I started taking Pilates classes at the beginning of this year. Some friends sang the praises of it, and our trainer told me that it would probably be really good for me, because I have problems with hypermobility. The owner of the studio is my instructor and she can be pretty quirky sometimes, halfway muttering to herself facts about different muscles and then tells a story about the importance of the mind-body connection, and then she may go mute, except to tell you the next position. You never really know what you’re going to get. But in most every class, she says something over and over: Feel what you feel.
The first time I heard this, I thought of Yogi Berra, the baseball player who is known for stating the obvious. But then I let that thought pass, and listened some more. What the instructor means is to pay attention to what your body is telling you, note where you are tight or sore with no real judgment. She often follows this up with, “there’s no right or wrong”, explaining how people are so different, with past injuries and experiences and current ailments. I appreciate the idea that we are not in competition with each other, we are all there for our own improvement.

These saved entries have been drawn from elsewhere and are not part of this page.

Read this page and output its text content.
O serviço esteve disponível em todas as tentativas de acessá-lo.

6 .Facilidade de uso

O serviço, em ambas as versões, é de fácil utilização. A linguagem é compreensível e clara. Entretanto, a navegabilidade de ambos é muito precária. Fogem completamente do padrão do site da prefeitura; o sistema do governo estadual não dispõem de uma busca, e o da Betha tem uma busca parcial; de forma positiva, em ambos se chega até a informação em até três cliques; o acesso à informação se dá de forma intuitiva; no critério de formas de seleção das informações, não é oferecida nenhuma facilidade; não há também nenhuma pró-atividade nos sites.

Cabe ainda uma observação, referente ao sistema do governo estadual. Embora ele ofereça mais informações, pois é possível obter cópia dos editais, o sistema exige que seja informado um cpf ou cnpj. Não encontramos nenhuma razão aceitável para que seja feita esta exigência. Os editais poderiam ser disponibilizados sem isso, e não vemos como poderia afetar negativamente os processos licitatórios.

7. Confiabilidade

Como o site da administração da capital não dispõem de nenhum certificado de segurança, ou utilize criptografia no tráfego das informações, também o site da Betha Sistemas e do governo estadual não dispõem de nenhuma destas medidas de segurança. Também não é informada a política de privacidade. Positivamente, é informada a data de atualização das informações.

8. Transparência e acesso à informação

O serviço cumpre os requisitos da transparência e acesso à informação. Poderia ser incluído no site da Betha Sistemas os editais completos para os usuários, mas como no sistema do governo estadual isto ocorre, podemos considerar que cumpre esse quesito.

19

This notion has seeped into my conversations many times lately, when I am encouraging a friend who is struggling or when talking to any one of our adult children. I often find myself whispering it in the ear of someone I care about as we hug to say good-bye. Feel what you feel. It’s permission to acknowledge the emotion without censure or justification. We can be so quick to ‘clean up’ our feelings, to make sure they aren’t too far out of the realm of normal for human consumption, but sometimes it is better to just let it come, and not worry about it being right or wrong.
Just a simple statement that can mean so much.